O Ministério Público, que também pediu para o ex-presidente uma multa de 300 mil euros, solicitou agora mais dois anos de prisão do que a sentença proferida em primeira instância pelo mesmo caso.
A acusação fez o anúncio durante uma audiência realizada nesta quarta-feira no âmbito do julgamento de apelação contra Sarkozy pelos supostos crimes de conspiração, corrupção e financiamento ilegal de campanha eleitoral, enquanto era líder da União para um Movimento Popular (UMP) — hoje, Os Republicanos.

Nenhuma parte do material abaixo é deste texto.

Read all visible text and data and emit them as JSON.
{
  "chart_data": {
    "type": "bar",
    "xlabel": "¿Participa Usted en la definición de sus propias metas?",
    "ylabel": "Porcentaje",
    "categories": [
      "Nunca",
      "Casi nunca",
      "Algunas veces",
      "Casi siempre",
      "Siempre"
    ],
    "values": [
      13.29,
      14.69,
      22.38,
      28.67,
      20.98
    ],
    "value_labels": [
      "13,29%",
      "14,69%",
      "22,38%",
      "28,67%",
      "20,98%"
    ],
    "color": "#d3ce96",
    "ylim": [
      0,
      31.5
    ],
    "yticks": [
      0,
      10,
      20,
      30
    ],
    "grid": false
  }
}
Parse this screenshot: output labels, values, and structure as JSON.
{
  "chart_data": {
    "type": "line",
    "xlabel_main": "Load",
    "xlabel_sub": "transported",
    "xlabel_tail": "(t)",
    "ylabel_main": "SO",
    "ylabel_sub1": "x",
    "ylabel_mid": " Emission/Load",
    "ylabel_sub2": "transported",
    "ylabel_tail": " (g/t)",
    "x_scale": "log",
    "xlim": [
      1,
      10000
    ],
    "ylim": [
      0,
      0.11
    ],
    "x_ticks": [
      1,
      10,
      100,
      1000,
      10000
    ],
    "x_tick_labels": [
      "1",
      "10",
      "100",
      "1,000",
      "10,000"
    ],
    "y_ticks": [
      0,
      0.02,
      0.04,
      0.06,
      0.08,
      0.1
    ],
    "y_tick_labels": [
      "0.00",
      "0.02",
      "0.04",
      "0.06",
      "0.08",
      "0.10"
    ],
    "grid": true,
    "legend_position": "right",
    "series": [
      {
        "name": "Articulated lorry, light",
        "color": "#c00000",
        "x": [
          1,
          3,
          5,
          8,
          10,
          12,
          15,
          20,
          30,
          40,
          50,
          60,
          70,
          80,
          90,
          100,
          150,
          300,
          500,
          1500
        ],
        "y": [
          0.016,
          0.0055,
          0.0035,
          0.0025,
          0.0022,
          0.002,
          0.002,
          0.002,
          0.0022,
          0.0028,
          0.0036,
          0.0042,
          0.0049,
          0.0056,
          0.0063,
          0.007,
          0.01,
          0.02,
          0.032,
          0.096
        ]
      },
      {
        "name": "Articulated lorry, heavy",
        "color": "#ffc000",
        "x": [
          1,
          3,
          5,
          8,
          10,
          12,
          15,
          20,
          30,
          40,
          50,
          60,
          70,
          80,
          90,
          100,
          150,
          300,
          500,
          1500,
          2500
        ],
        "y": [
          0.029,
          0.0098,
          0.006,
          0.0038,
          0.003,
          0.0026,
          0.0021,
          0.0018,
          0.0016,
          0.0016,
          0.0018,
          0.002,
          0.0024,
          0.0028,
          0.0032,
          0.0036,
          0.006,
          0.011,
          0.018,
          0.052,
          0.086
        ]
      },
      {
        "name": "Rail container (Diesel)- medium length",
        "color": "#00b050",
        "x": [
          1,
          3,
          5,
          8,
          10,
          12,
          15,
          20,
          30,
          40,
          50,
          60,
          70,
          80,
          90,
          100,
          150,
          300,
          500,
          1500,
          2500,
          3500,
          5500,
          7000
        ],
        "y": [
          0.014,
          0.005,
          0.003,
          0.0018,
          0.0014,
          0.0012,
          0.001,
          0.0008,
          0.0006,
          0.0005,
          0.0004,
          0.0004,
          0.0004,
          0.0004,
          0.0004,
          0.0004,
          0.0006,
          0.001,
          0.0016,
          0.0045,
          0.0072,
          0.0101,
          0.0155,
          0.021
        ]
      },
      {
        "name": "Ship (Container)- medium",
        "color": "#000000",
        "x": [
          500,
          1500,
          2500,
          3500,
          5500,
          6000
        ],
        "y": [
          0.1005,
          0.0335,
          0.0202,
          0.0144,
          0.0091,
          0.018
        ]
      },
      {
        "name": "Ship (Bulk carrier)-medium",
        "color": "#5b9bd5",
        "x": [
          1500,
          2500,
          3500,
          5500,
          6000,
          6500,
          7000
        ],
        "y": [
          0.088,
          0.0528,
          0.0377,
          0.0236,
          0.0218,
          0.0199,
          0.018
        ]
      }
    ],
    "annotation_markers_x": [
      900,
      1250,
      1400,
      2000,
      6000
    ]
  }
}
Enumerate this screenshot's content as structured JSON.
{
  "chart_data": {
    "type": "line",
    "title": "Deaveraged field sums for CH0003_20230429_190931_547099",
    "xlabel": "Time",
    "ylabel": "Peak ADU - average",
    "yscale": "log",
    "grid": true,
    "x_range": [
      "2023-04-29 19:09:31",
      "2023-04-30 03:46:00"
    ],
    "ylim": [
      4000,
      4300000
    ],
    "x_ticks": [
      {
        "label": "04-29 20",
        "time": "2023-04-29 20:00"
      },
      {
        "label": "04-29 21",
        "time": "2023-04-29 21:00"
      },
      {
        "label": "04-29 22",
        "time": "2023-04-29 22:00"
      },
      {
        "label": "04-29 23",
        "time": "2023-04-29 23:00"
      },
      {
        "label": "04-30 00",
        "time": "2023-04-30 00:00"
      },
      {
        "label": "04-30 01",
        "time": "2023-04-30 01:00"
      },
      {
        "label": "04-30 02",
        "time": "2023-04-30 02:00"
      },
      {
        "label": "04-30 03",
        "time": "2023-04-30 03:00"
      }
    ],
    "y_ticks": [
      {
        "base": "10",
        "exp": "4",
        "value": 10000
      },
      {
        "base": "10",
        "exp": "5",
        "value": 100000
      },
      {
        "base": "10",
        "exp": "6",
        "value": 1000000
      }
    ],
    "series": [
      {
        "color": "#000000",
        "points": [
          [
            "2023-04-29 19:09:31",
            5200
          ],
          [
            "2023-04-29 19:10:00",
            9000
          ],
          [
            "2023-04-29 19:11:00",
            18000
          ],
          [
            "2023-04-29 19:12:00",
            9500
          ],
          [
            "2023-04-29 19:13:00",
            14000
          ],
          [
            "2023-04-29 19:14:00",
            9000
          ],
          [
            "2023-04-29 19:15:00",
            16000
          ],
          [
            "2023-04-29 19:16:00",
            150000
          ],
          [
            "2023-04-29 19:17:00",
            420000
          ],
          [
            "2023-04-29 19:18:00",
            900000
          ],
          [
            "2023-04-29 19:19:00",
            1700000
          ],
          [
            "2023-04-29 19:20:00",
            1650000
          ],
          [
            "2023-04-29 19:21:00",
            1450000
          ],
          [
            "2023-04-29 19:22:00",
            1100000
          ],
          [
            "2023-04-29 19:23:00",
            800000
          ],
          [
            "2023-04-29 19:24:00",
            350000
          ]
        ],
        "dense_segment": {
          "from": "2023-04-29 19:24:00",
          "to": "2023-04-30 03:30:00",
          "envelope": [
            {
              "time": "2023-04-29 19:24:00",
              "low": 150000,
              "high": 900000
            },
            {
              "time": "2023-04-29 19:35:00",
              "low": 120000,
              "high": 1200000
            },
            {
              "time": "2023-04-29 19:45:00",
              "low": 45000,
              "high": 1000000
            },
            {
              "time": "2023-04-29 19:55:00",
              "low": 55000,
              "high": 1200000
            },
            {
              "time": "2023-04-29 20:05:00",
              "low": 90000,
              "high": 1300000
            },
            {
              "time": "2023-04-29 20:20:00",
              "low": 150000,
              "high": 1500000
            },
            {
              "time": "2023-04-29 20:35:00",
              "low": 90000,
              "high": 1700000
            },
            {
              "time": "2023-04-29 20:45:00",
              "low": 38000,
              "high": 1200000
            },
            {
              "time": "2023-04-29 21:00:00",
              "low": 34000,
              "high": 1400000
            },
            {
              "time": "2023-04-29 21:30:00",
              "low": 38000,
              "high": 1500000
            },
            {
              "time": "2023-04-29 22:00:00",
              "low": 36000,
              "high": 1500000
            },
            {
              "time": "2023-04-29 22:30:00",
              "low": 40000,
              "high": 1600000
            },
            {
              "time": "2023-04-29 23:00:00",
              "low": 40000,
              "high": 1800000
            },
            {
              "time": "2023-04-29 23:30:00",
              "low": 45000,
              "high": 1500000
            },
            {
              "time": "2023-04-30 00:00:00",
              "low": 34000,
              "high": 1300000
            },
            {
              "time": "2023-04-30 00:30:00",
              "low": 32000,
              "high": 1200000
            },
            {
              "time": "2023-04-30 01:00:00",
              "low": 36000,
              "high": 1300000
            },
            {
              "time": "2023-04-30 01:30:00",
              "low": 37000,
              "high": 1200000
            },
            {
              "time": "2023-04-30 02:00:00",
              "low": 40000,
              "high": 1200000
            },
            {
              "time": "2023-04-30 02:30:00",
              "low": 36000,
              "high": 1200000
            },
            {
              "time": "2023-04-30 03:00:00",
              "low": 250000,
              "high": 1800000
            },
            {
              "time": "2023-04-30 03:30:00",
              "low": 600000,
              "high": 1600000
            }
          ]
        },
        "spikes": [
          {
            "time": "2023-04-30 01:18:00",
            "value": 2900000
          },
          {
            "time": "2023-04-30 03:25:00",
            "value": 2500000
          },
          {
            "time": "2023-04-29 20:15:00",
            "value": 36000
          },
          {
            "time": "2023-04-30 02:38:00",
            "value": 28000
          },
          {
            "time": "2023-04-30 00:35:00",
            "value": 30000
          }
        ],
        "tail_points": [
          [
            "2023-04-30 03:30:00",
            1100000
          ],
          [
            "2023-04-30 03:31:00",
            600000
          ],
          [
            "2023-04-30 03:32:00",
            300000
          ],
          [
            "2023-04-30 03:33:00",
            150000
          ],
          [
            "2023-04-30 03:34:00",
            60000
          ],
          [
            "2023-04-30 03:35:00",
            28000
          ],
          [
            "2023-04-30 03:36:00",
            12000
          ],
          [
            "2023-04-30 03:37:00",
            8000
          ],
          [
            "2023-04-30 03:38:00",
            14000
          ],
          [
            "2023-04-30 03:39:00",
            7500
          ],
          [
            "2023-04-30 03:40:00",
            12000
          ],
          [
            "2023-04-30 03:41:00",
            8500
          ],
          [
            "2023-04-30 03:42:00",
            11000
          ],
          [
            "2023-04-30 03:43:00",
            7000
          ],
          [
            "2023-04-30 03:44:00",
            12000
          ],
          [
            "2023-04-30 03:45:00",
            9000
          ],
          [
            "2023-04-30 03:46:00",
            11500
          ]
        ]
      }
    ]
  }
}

O Ministério Público considera que Sarkozy chegou a um “acordo” com Gadafi para receber financiamento oculto em troca de examinar a situação judicial do braço direito e cunhado do líder líbio, Abdalá Senussi — que havia sido condenado à prisão perpétua à revelia por ter ordenado o atentado contra um avião da companhia aérea francesa UTA, que causou a morte de 170 pessoas em 1989.
Essas manobras, pelas quais o regime líbio transferiu cerca de seis milhões de euros para as contas de um intermediário, “contaminaram o financiamento das eleições presidenciais da Quinta República”, aponta o Ministério Público, segundo a emissora de televisão BFMTV, que indica que a decisão final será conhecida em 30 de novembro deste ano.
A defesa do ex-chefe do Eliseu, em liberdade condicional desde novembro passado sob medidas de controle judicial, insistiu, ao sair da audiência, na inocência de seu cliente. “Nicolas Sarkozy é inocente, sua eleição não foi fraudulenta. Demonstraremos a total inocência de Nicolas Sarkozy em 15 dias, durante nossas alegações finais. Não houve dinheiro envolvido em sua campanha. Não havia dinheiro líbio em seu patrimônio e por um bom motivo: a Líbia não financiou a campanha eleitoral de Nicolas Sarkozy. Não houve enriquecimento ilícito”, afirmou o advogado Christophe Ingrain.
Sarkozy entrou na prisão em 21 de outubro, alegando ser vítima de um “escândalo judicial” que “humilhou” a França. O ex-líder conservador sempre negou qualquer irregularidade e denunciou uma suposta perseguição política contra ele por meio dos tribunais.
O ex-presidente tornou-se o primeiro ex-chefe de Estado a sentar-se fisicamente no banco dos réus, pois, embora em 2011 seu antecessor no Eliseu, Jacques Chirac, tenha sido condenado a dois anos por crimes cometidos durante seu mandato como prefeito de Paris, ele nunca chegou a comparecer aos tribunais por motivos de saúde.